Allen Whitehill Clowes Charitable Foundation
- Abbreviation: AWCCF
- Named after: Allen W. Clowes
- Formation: 1990
- Headquarters: 320 North Meridian Street, Suite 900, Indianapolis, IN, 46204
- President: James Lemler
- Vice President: Elizabeth Kaznak-Hall
- Manager: Heidi Nikou
- Associate: Catherine Luce
- Website: https://www.awclowescf.org/

= Allen Whitehill Clowes Charitable Foundation =

Non-profit organization based in Indiana

The Allen Whitehill Clowes Charitable Foundation (AWCCF) was established by Allen Whitehill Clowes (February 18, 1917 – November 3, 2000), who was an Indianapolis-based philanthropist who supported the arts and humanities. It was one of two funds named after and established by Clowes, the other being the Clowes Fund.

== History ==
Created in 1990, Clowes was the founder and first president up until his death in 2000. It started being funded by his estate afterward, beginning in 2002. Clowes was an officer of and commonly donated to museums and art organizations such as the Indianapolis Symphony Orchestra, the Indianapolis Chamber Orchestra, the Eiteljorg Museum, The Children's Museum and the Indianapolis Museum of Art.
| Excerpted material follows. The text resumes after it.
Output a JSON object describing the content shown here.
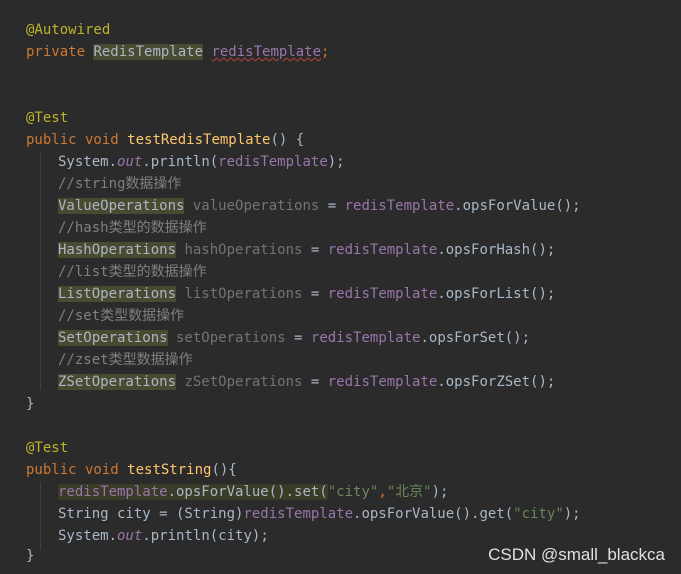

As well, donations and grants are made to Indianapolis Public Libraries and schools such as the Orchard School, and the Clowes Memorial Hall at Butler University.

Clowes Memorial Hall at Butler University was first built in 1963 with the help and funding of Allen Clowes and his wife. It was used by both the Indianapolis Symphony Orchestra until 1984, when the Orchestra moved to Hilbert Circle Theater.

== Charity ==
The AWCCF has several grant and funding programs for artists, organizations, and schools. Its total assets in 2024 was $173 million. Total expenses added up to about $18 million, with 93% of expenses being categorized as charity costs disbursed among 220 grants and groups. Expense history begins in 2001, due to Clowes having passed in 2000 and the full funding being available the year after.

In 2021, Butler University was given $1 million by the foundation to "modernize" the Clowes Memorial Hall, the base of Butler's Arts & Events Center. In 2024, the foundation donated another $9 million to the Memorial Hall for renovations.

The Orchard School, an early childhood education school, received $500k in 2025 for refining and creating outdoor learning centers. The Indiana Blind Children's Foundation (IBCF) have received previous grants and a $95,000 grant in 2025 for art and education. The Aurora Photocenter received a grant in 2025 for operating support as well.

"Music for All", a not-for-profit based on music, works with the AWCCF and advertises their grants. It collaborates with other organizations as well, such as the Indy Arts Council, Indiana Arts Commission and the Lilly Endowment.